Doa Khatmil Quran dan Sholat:
Pertanyaan mengenai boleh tidaknya membaca doa khatmil Quran di dalam sholat sering muncul. Berdasarkan referensi yang ada, tidak terdapat dalil yang mendukung pembacaan doa khatmil Quran di dalam sholat. Sholat memiliki tata cara dan bacaan yang telah ditentukan, dan menambahkan bacaan di luar ketentuan tersebut dapat dianggap tidak sah. Riwayat dari Anas bin Malik RA, yang menyebutkan beliau membaca doa khatmil Quran di luar sholat, menguatkan praktik membaca doa ini di luar waktu sholat.

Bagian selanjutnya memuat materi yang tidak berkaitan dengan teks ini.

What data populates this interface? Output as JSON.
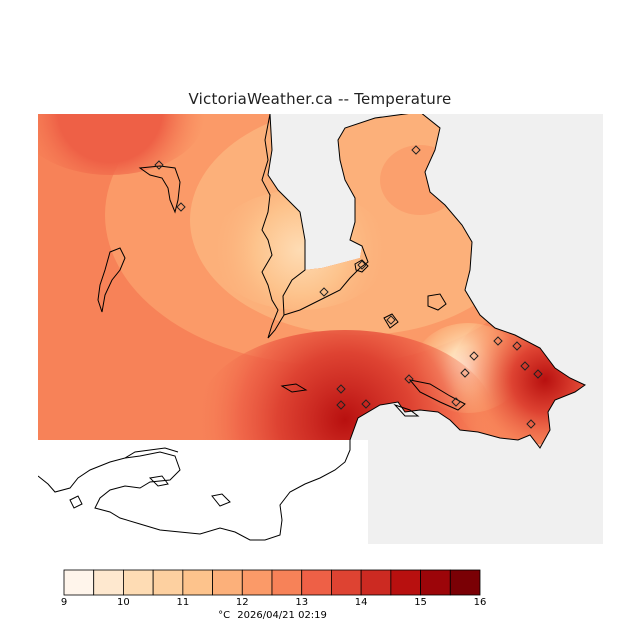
{
  "title": "VictoriaWeather.ca  --  Temperature",
  "colors": {
    "land_background": "#f0f0f0",
    "water": "#ffffff",
    "coast": "#000000"
  },
  "legend": {
    "unit": "°C",
    "timestamp": "2026/04/21 02:19",
    "ticks": [
      "9",
      "10",
      "11",
      "12",
      "13",
      "14",
      "15",
      "16"
    ],
    "bins": [
      {
        "from": 9.0,
        "to": 9.5,
        "color": "#fff5eb"
      },
      {
        "from": 9.5,
        "to": 10.0,
        "color": "#fee8cf"
      },
      {
        "from": 10.0,
        "to": 10.5,
        "color": "#fedcb4"
      },
      {
        "from": 10.5,
        "to": 11.0,
        "color": "#fdd0a0"
      },
      {
        "from": 11.0,
        "to": 11.5,
        "color": "#fdc38c"
      },
      {
        "from": 11.5,
        "to": 12.0,
        "color": "#fcb07a"
      },
      {
        "from": 12.0,
        "to": 12.5,
        "color": "#fb9a68"
      },
      {
        "from": 12.5,
        "to": 13.0,
        "color": "#f78258"
      },
      {
        "from": 13.0,
        "to": 13.5,
        "color": "#ee6046"
      },
      {
        "from": 13.5,
        "to": 14.0,
        "color": "#de4332"
      },
      {
        "from": 14.0,
        "to": 14.5,
        "color": "#cc2a22"
      },
      {
        "from": 14.5,
        "to": 15.0,
        "color": "#b8100f"
      },
      {
        "from": 15.0,
        "to": 15.5,
        "color": "#9c0509"
      },
      {
        "from": 15.5,
        "to": 16.0,
        "color": "#7a0005"
      }
    ]
  }
}
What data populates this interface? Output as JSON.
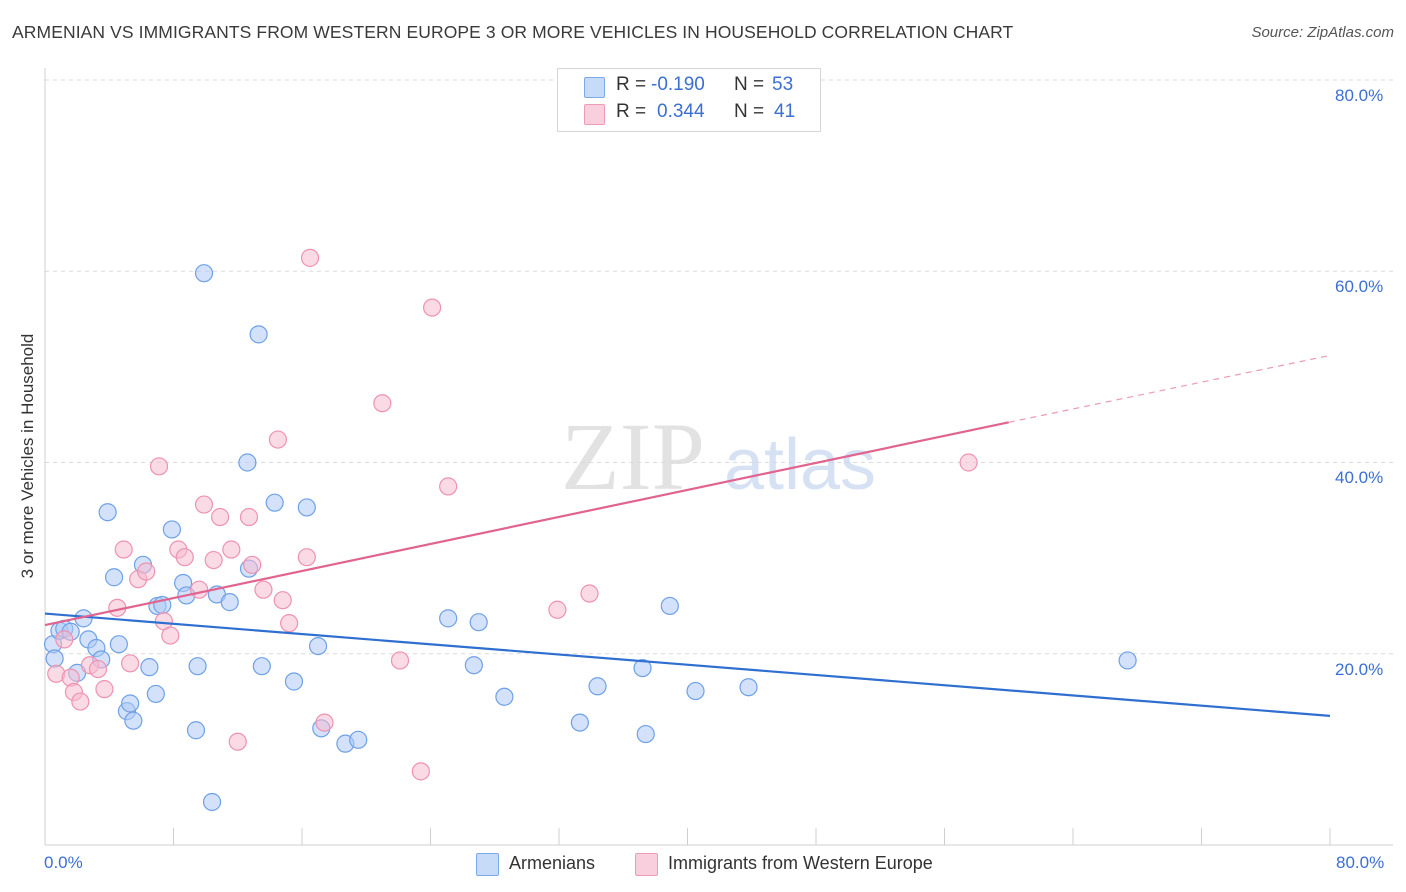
{
  "title": "ARMENIAN VS IMMIGRANTS FROM WESTERN EUROPE 3 OR MORE VEHICLES IN HOUSEHOLD CORRELATION CHART",
  "source": "Source: ZipAtlas.com",
  "watermark": {
    "zip": "ZIP",
    "atlas": "atlas"
  },
  "legend": {
    "rows": [
      {
        "r_label": "R =",
        "r_value": "-0.190",
        "n_label": "N =",
        "n_value": "53",
        "color": "#aecbf5"
      },
      {
        "r_label": "R =",
        "r_value": "0.344",
        "n_label": "N =",
        "n_value": "41",
        "color": "#f6bcd0"
      }
    ]
  },
  "bottom_legend": {
    "armenians": "Armenians",
    "immigrants": "Immigrants from Western Europe"
  },
  "axis": {
    "x_min_label": "0.0%",
    "x_max_label": "80.0%",
    "y_ticks": [
      "80.0%",
      "60.0%",
      "40.0%",
      "20.0%"
    ]
  },
  "chart_data": {
    "type": "scatter",
    "title": "ARMENIAN VS IMMIGRANTS FROM WESTERN EUROPE 3 OR MORE VEHICLES IN HOUSEHOLD CORRELATION CHART",
    "xlabel": "",
    "ylabel": "3 or more Vehicles in Household",
    "xlim": [
      0,
      80
    ],
    "ylim": [
      0,
      80
    ],
    "grid": true,
    "series": [
      {
        "name": "Armenians",
        "color": "#6fa1e6",
        "fill": "#aecbf5",
        "r": -0.19,
        "n": 53,
        "trend": {
          "x": [
            0,
            80
          ],
          "y": [
            24.2,
            13.5
          ]
        },
        "points": [
          [
            0.5,
            21.0
          ],
          [
            0.6,
            19.5
          ],
          [
            0.9,
            22.4
          ],
          [
            1.2,
            22.6
          ],
          [
            1.6,
            22.3
          ],
          [
            2.0,
            18.0
          ],
          [
            2.4,
            23.7
          ],
          [
            2.7,
            21.5
          ],
          [
            3.2,
            20.6
          ],
          [
            3.5,
            19.4
          ],
          [
            3.9,
            34.8
          ],
          [
            4.3,
            28.0
          ],
          [
            4.6,
            21.0
          ],
          [
            5.1,
            14.0
          ],
          [
            5.3,
            14.8
          ],
          [
            5.5,
            13.0
          ],
          [
            6.1,
            29.3
          ],
          [
            6.5,
            18.6
          ],
          [
            6.9,
            15.8
          ],
          [
            7.0,
            25.0
          ],
          [
            7.3,
            25.1
          ],
          [
            7.9,
            33.0
          ],
          [
            8.6,
            27.4
          ],
          [
            8.8,
            26.1
          ],
          [
            9.5,
            18.7
          ],
          [
            9.4,
            12.0
          ],
          [
            9.9,
            59.8
          ],
          [
            10.4,
            4.5
          ],
          [
            10.7,
            26.2
          ],
          [
            11.5,
            25.4
          ],
          [
            12.7,
            28.9
          ],
          [
            12.6,
            40.0
          ],
          [
            13.3,
            53.4
          ],
          [
            13.5,
            18.7
          ],
          [
            14.3,
            35.8
          ],
          [
            15.5,
            17.1
          ],
          [
            16.3,
            35.3
          ],
          [
            17.0,
            20.8
          ],
          [
            17.2,
            12.2
          ],
          [
            18.7,
            10.6
          ],
          [
            19.5,
            11.0
          ],
          [
            25.1,
            23.7
          ],
          [
            26.7,
            18.8
          ],
          [
            27.0,
            23.3
          ],
          [
            28.6,
            15.5
          ],
          [
            33.3,
            12.8
          ],
          [
            34.4,
            16.6
          ],
          [
            37.2,
            18.5
          ],
          [
            37.4,
            11.6
          ],
          [
            38.9,
            25.0
          ],
          [
            40.5,
            16.1
          ],
          [
            43.8,
            16.5
          ],
          [
            67.4,
            19.3
          ]
        ]
      },
      {
        "name": "Immigrants from Western Europe",
        "color": "#ee92b1",
        "fill": "#f6bcd0",
        "r": 0.344,
        "n": 41,
        "trend": {
          "x": [
            0,
            60
          ],
          "y": [
            23.0,
            44.2
          ],
          "dash_to": {
            "x": 80,
            "y": 51.2
          }
        },
        "points": [
          [
            0.7,
            17.9
          ],
          [
            1.2,
            21.5
          ],
          [
            1.6,
            17.5
          ],
          [
            1.8,
            16.0
          ],
          [
            2.2,
            15.0
          ],
          [
            2.8,
            18.8
          ],
          [
            3.3,
            18.4
          ],
          [
            3.7,
            16.3
          ],
          [
            4.5,
            24.8
          ],
          [
            4.9,
            30.9
          ],
          [
            5.3,
            19.0
          ],
          [
            5.8,
            27.8
          ],
          [
            6.3,
            28.6
          ],
          [
            7.1,
            39.6
          ],
          [
            7.4,
            23.4
          ],
          [
            7.8,
            21.9
          ],
          [
            8.3,
            30.9
          ],
          [
            8.7,
            30.1
          ],
          [
            9.6,
            26.7
          ],
          [
            9.9,
            35.6
          ],
          [
            10.5,
            29.8
          ],
          [
            10.9,
            34.3
          ],
          [
            11.6,
            30.9
          ],
          [
            12.0,
            10.8
          ],
          [
            12.7,
            34.3
          ],
          [
            12.9,
            29.3
          ],
          [
            13.6,
            26.7
          ],
          [
            14.5,
            42.4
          ],
          [
            14.8,
            25.6
          ],
          [
            15.2,
            23.2
          ],
          [
            16.3,
            30.1
          ],
          [
            16.5,
            61.4
          ],
          [
            17.4,
            12.8
          ],
          [
            21.0,
            46.2
          ],
          [
            22.1,
            19.3
          ],
          [
            23.4,
            7.7
          ],
          [
            24.1,
            56.2
          ],
          [
            25.1,
            37.5
          ],
          [
            31.9,
            24.6
          ],
          [
            33.9,
            26.3
          ],
          [
            57.5,
            40.0
          ]
        ]
      }
    ]
  }
}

Keutamaan Mengkhatamkan Al-Quran:
Mengkhatamkan Al-Quran memiliki sejumlah keutamaan yang diyakini oleh umat Islam, di antaranya:
-
Doa Mustajab: Hadits Nabi Muhammad SAW menyebutkan bahwa doa yang dipanjatkan setelah menyelesaikan sholat fardhu dan khatam Al-Quran termasuk doa yang mustajab (mudah dikabulkan). Ini menunjukkan tingginya nilai ibadah mengkhatamkan Al-Quran di sisi Allah SWT.
-
Peningkatan Derajat: Mengkhatamkan Al-Quran diyakini dapat meningkatkan derajat seseorang di sisi Allah SWT. Hadits dari Umar bin Khattab RA yang diriwayatkan oleh Imam Muslim menjelaskan bahwa Allah SWT akan mengangkat derajat kaum yang senantiasa mengkaji dan mengamalkan Al-Quran.
-
Doa Malaikat: Sejumlah riwayat menyebutkan bahwa malaikat akan mendoakan orang yang mengkhatamkan Al-Quran, baik di siang maupun malam hari. Doa malaikat ini dipercaya sebagai bentuk rahmat dan keberkahan dari Allah SWT atas usaha hamba-Nya dalam mendekatkan diri kepada-Nya.
Kesimpulan:
Doa khatmil Quran merupakan amalan sunnah yang dianjurkan setelah menyelesaikan pembacaan Al-Quran. Meskipun tidak ada redaksi baku, dua versi doa di atas dapat menjadi contoh yang dapat diamalkan. Penting untuk diingat bahwa doa khatmil Quran sebaiknya dibacakan di luar sholat, dan mengkhatamkan Al-Quran sendiri memiliki keutamaan yang besar bagi peningkatan keimanan dan kedekatan dengan Allah SWT. Semoga uraian ini dapat menambah pemahaman kita mengenai tradisi dan keutamaan doa khatmil Quran. Penting bagi setiap muslim untuk senantiasa mengkaji dan mendalami Al-Quran, serta mengamalkan isinya dalam kehidupan sehari-hari.